There are also simple personality differences which mean there are people we naturally relate to well and others we don’t hit it off with.  This is not necessarily a failure.  Someone once calculated that in any random group of 12 people there will be at least one whom you don’t like.  Liking is not the issue, but if we’re in the same team together we have to make it work.

In his excellent book Global Member Care: the Pearls and Perils of Good Practice (2011, William Carey Library, Pasadena CA, ISBN 978-0-87808-113-4) Dr Kelly O’Donnell points out that people in your team will fall into one of four groups:

kindred spirit, collegial, enigmatic or irritating. 

These are people you love to be with, and spend time out of work with, people you get along with ok, people you tend to avoid because you don’t really understand them, and the ones you really wish God would move somewhere else!

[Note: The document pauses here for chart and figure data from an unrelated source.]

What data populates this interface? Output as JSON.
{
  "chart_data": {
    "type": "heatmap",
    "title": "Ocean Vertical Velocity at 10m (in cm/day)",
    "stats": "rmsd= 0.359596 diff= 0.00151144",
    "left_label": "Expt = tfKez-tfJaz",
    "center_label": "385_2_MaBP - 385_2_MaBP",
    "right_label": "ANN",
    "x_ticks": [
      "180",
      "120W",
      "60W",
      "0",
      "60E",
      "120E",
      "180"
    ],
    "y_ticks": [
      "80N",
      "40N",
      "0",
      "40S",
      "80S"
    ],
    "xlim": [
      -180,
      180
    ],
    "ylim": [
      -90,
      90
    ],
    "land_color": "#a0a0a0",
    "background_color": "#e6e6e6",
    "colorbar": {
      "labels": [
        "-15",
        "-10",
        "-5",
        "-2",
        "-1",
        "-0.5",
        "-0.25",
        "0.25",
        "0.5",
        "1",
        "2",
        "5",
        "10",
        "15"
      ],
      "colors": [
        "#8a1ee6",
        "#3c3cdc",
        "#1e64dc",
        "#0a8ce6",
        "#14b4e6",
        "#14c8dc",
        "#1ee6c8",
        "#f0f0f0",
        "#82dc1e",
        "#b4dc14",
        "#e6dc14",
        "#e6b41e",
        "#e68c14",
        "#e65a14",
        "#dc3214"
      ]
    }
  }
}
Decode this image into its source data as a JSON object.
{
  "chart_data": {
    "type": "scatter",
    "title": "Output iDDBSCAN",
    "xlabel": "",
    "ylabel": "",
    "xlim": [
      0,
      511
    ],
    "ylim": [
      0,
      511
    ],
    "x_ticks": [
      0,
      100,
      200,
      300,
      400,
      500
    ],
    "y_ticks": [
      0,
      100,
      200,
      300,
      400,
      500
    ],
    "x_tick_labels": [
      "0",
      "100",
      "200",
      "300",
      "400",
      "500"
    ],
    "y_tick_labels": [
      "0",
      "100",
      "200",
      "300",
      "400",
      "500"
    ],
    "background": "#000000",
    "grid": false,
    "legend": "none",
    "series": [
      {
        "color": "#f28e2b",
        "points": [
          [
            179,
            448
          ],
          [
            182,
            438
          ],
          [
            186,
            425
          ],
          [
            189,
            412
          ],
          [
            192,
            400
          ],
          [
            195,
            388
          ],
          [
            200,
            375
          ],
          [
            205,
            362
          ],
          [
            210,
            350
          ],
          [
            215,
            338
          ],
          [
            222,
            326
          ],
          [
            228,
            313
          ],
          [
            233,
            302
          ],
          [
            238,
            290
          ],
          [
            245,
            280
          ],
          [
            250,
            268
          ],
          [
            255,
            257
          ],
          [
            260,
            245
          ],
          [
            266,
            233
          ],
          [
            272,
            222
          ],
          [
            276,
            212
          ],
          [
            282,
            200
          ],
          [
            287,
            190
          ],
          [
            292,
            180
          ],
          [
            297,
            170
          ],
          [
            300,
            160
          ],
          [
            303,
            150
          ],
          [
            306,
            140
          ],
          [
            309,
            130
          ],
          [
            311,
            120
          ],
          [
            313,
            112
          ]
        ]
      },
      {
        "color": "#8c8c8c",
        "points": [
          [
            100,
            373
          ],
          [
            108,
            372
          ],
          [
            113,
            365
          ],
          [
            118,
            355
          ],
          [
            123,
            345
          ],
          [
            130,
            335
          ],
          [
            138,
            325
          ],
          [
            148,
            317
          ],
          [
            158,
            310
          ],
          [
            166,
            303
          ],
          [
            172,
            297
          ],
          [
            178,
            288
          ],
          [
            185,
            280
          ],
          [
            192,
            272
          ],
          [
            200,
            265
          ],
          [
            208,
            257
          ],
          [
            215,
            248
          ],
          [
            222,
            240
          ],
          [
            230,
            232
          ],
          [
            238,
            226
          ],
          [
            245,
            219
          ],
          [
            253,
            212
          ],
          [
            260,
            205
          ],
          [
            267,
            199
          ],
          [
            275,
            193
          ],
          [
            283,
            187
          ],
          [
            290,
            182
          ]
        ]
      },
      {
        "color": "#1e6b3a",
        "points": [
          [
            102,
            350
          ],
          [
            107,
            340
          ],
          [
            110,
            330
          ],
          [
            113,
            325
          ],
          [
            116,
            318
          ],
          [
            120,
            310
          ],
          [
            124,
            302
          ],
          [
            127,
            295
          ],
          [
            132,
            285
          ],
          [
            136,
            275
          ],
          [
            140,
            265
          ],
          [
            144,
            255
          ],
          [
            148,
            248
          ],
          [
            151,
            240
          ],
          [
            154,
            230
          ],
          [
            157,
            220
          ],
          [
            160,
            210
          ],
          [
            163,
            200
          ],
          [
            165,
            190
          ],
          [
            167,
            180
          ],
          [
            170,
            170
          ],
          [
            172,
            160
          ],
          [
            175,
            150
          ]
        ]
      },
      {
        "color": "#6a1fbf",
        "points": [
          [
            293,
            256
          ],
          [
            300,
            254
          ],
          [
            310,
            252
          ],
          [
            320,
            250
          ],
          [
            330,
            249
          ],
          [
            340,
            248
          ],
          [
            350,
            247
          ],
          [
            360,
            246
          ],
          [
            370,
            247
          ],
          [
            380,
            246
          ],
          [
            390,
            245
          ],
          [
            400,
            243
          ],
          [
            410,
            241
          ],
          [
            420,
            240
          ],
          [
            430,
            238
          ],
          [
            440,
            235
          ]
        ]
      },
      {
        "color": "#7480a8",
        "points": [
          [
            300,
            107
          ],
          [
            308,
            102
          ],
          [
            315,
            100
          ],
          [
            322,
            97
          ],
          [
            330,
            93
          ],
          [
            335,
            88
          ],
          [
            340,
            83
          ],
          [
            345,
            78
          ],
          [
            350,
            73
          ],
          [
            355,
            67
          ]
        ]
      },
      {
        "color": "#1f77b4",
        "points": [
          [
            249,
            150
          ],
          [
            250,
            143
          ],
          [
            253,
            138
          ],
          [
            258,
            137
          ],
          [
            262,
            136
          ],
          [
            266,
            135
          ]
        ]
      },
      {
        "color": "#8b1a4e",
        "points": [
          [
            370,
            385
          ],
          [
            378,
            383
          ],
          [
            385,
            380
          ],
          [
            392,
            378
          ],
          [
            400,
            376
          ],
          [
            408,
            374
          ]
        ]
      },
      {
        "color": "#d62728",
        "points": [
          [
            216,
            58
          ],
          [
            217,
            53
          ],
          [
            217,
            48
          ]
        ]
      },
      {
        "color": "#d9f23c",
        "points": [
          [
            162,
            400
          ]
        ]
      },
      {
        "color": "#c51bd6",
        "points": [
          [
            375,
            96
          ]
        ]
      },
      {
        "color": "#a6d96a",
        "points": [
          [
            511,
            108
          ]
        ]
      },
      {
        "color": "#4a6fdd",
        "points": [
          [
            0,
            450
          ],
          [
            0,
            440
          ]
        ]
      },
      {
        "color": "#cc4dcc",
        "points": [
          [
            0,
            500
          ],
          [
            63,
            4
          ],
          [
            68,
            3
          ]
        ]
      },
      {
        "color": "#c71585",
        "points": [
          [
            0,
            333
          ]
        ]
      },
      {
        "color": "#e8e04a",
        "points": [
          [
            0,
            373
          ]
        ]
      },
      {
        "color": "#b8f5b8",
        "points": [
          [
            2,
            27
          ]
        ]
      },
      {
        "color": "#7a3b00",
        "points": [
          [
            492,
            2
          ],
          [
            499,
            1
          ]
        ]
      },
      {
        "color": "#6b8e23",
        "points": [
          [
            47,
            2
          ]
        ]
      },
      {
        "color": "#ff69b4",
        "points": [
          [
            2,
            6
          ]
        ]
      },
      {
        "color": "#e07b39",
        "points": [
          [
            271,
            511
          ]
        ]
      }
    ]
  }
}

The first two groups are not an issue because you can work with them well.  The third you will have a tendency to misunderstand and the fourth you can frequently fall out with.  These last two groups are the ones that require most effort and emotional energy to deal with, but if we persist, can lead to fruitful working relationships even though we may never become friends.  The annoying people are probably sent by God to be the grain of sand which produces the pearl!

It is important to stress that there is nothing intrinsically wrong with finding a person annoying.  That may simply be a character clash, but it will be helpful to ponder whether contact with that person exposes a personality issue in you which needs to be worked on.  I have found in the past that persevering in developing a relationship with an annoying colleague has helped me to appreciate other less obvious qualities and has led to lasting friendship.

There is an American Indian proverb which says ‘Never judge a man till you have walked a mile in his moccasins.’ In order words, rather than complaining because people at work are difficult to get on with, try to understand why they are difficult.  Realising that there may be a reason why a colleague is hard to get along with may be the first step in learning to get along with him.

This ability to transcend personal dislikes for the sake of the team is what distinguishes excellence from mediocrity.  The United players may not actually like each other or their manager, but their teamwork is excellent.